Centri per i rimpatri in Albania: dubbi sulla conformità alle norme UE. Commissione UE: “Tutto in regola”.
Si riaccende il dibattito sul controverso accordo tra Italia e Albania per l’istituzione di centri di permanenza per il rimpatrio (Cpr) di migranti sul territorio albanese. Un gruppo di eurodeputati appartenenti ai gruppi S&D, Verdi/ALE e The Left ha presentato un’interrogazione scritta alla Commissione europea, sollevando perplessità sulla conformità dell’accordo alle normative, ai principi e agli standard dell’Unione Europea.
L’interrogazione fa riferimento al decreto approvato dal Consiglio dei Ministri italiano il 28 marzo 2025, con cui viene formalizzata la riconversione dei centri in Albania a fini di trattenimento per il rimpatrio. Il 31 marzo, il portavoce della Commissione aveva affermato che tale decisione risultava “in linea con la legge UE”, dichiarazione che ha spinto i parlamentari a chiedere chiarimenti più precisi.
Secondo i firmatari, la normativa europea attualmente in vigore non prevede la gestione extraterritoriale dei rimpatri, escludendo esplicitamente la possibilità di istituire Cpr in Paesi terzi. Inoltre, viene ricordato che l’UE non consente l’espulsione forzata verso Stati terzi diversi dal Paese d’origine o di transito, salvo la presenza di accordi bilaterali di riammissione. In più, nel 2018 la Commissione aveva già escluso l’ipotesi di aprire centri di questo tipo fuori dall’Unione.
Nel testo si richiama anche la necessità di rispettare il primato del diritto europeo in materia di asilo e migrazione, il principio di legalità, il diritto al ricorso effettivo e soprattutto il principio di non respingimento, sancito dagli articoli 18, 20, 21 e 47 della Carta dei diritti fondamentali dell’UE.
Nella risposta del commissario Magnus Brunner, invece, la Commissione Ue (ponendosi anche in contrasto con l’ultimo pronunciamento della Corte di Cassazione italiana) ha dichiarato che “uno dei centri previsti dall’accordo italo-albanese può essere utilizzato come Cpr sotto la giurisdizione e legislazione italiane, anche se fisicamente situato in Albania. Si tratterebbe, ha aggiunto, di una fase intermedia prima del rimpatrio verso un Paese terzo”.
Brunner ha inoltre richiamato la Direttiva Rimpatri, che prevede norme comuni per il trattenimento e il rimpatrio dei cittadini di Paesi terzi in situazione irregolare, precisando che tutte le procedure devono comunque rispettare la Carta dei diritti fondamentali dell’UE, il diritto internazionale e il principio di non respingimento.

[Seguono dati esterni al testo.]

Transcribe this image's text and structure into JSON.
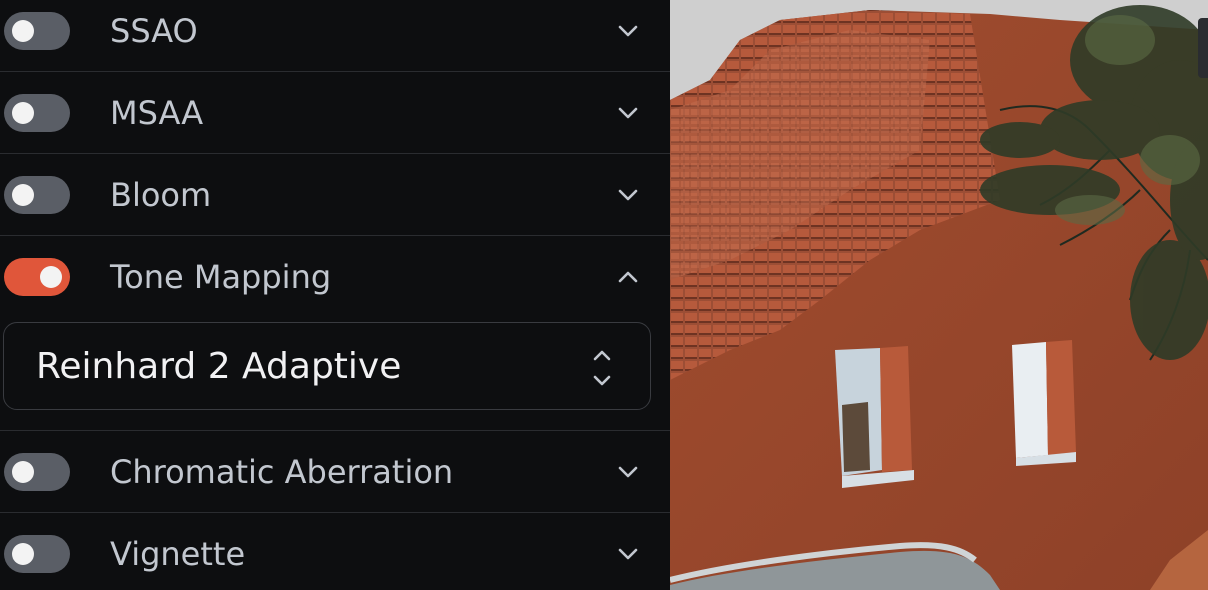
{
  "effects": [
    {
      "id": "ssao",
      "label": "SSAO",
      "enabled": false,
      "expanded": false
    },
    {
      "id": "msaa",
      "label": "MSAA",
      "enabled": false,
      "expanded": false
    },
    {
      "id": "bloom",
      "label": "Bloom",
      "enabled": false,
      "expanded": false
    },
    {
      "id": "tone-mapping",
      "label": "Tone Mapping",
      "enabled": true,
      "expanded": true
    },
    {
      "id": "chromatic-aberration",
      "label": "Chromatic Aberration",
      "enabled": false,
      "expanded": false
    },
    {
      "id": "vignette",
      "label": "Vignette",
      "enabled": false,
      "expanded": false
    }
  ],
  "tone_mapping": {
    "mode_value": "Reinhard 2 Adaptive"
  },
  "colors": {
    "toggle_on": "#e0563a",
    "toggle_off": "#5a5e66",
    "panel_bg": "#0d0e10"
  },
  "icons": {
    "collapsed": "chevron-down-icon",
    "expanded": "chevron-up-icon",
    "select": "updown-icon"
  }
}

Nonostante la risposta ufficiale, permangono dubbi tra gli eurodeputati sull’effettiva compatibilità del modello con i principi giuridici comunitari. La questione rischia di diventare un caso politico e giuridico di primo piano, soprattutto se dovessero emergere violazioni concrete dei diritti delle persone trattenute nei centri.